Il apparaît dès lors indispensable d’assurer un financement suffisant et pérenne à cette filière pour améliorer encore les dispositifs de traitement et, surtout, faire face aux déchets dits « historiques » ou « orphelins », qui ont été mis sur le marché avant 2006 et dont le traitement ne serait autrement pas financé. En effet, ces déchets historiques restent très largement majoritaires, puisqu’ils représentent environ 90 % des flux collectés.
Il convient donc de maintenir le dispositif actuel, qui a fait ses preuves et est transparent pour les citoyens-consommateurs, jusqu’à ce que la part des DEEE historiques tombe en dessous de 50 % des tonnages collectés, de telle sorte que les équipements mis sur le marché suffisent à financer le traitement de l’ensemble. De ce point de vue, et même si le modèle de décroissance du flux de déchets historiques semble grossier, la date du 1er janvier 2020 proposée par notre collègue peut constituer une échéance satisfaisante.

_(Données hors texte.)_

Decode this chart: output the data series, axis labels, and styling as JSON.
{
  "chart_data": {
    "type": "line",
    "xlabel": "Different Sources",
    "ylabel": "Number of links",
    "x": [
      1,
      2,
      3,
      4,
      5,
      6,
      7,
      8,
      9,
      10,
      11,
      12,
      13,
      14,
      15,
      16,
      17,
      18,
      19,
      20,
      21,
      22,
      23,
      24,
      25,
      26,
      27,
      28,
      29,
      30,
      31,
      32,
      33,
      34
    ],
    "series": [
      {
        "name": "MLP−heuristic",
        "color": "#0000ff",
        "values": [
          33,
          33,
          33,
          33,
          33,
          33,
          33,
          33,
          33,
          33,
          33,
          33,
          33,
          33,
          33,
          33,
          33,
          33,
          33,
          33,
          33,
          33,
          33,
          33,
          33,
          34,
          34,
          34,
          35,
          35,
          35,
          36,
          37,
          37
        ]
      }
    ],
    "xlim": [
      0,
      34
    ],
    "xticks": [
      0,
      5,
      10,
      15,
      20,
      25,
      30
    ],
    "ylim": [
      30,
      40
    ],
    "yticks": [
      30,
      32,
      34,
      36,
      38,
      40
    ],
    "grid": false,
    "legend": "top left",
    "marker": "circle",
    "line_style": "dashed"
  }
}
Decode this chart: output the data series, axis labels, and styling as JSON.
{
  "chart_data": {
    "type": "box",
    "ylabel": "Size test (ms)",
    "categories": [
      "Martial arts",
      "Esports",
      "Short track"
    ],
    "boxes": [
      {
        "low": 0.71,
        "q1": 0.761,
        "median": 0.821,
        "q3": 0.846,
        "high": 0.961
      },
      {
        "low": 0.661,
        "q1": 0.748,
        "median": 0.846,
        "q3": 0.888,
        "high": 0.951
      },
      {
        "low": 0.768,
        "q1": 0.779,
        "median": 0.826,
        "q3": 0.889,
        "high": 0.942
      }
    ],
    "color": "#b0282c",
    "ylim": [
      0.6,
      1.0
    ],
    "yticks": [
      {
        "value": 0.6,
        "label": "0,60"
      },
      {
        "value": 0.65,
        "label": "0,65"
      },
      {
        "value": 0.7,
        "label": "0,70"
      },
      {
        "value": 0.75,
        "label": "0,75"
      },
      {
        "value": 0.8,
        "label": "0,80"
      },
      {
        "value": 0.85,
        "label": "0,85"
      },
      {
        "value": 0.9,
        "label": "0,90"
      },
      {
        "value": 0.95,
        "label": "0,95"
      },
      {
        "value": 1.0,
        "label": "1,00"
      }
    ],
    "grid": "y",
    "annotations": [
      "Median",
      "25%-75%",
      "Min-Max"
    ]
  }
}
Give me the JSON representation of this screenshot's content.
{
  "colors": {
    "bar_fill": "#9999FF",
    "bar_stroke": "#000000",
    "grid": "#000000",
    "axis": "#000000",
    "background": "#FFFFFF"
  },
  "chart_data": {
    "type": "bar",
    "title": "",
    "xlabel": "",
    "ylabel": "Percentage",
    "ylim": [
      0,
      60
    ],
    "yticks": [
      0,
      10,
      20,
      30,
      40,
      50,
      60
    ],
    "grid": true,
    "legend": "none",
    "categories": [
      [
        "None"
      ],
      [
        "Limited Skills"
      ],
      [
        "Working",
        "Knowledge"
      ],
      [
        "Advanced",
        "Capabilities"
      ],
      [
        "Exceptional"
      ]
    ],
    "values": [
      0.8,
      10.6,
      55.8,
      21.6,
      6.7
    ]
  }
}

Au-delà de la pertinence et de la justesse de la mesure proposée, il s’agit également de soutenir un secteur riche en activités non-délocalisables et à fort potentiel d’innovation, qui permet en outre de limiter les fuites de déchets potentiellement dangereux vers les pays en développement, dans lesquels ils causent d’importants dommages sanitaires et environnementaux du fait d’une réglementation beaucoup plus laxiste en matière d’environnement, de santé et de travail. Il s’agit donc bien de défendre une filière d’avenir pour notre pays et qui peut servir d’exemple à travers le monde. C'est pourquoi le groupe CRC votera sans réserve cette proposition de loi.